Another convenor of the coalition, Partido Manggagawa’s Rene Magtubo, said: “The coalition will submit to President Aquino issues and concerns that address the worsening labor problems in the country today. These problems are not intractable. If the President doesn’t act on these issues now, he faces the wrath of the workers.”
But Aquino only maintained his opposition to the significant wage hike being proposed by progressive groups such as the labor center KMU, and progressive partylist groups in Congress. The KMU had not been invited to the new coalition called Nagkaisa. When bulatlat.com asked its leaders about Nagkaisa on the day it was formed, they said they had not been informed or notified about it.
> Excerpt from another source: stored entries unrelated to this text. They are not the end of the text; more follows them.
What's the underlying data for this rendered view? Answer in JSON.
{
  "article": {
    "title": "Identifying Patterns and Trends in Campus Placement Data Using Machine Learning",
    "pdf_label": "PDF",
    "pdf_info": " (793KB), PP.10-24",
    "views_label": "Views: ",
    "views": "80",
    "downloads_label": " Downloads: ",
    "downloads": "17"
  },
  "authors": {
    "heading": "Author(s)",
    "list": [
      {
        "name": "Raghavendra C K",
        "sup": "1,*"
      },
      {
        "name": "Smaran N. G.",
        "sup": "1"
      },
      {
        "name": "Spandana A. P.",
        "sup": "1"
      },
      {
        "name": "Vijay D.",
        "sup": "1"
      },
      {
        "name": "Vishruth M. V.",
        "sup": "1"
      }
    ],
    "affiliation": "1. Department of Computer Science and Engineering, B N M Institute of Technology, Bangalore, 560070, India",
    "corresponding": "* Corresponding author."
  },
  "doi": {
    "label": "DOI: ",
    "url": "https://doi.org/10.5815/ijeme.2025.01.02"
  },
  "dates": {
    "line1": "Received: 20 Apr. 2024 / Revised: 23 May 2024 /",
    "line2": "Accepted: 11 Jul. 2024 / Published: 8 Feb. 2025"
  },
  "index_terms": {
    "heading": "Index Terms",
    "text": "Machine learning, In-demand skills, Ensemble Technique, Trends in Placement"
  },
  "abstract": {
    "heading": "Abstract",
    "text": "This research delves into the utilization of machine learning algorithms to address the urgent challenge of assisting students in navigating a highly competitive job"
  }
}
Despite sharing breakfast with Nagkaisa labor leaders though, Pres. Aquino has also not publicly expressed approval even of the TUCP-proposed smaller wage hike. The TUCP had previously reacted against Labor Secretary Rosalinda Baldoz’s estimate about a likely wage hike to be granted in the National Capital Region. TUCP said it “limits” the wage hike the regional wage board may grant. Other labor groups had been saying that before about the regional wage boards.
Nagkaisa had aimed to gather 20,000 workers and hoped to sustain it in Mendiola in Metro Manila. But it was the progressive labor bloc under the KMU who had converged an estimated 20,000 or more in Plaza Miranda on Labor Day, followed by a long march to Mendiola, where they burned an effigy of Pres. Aquino.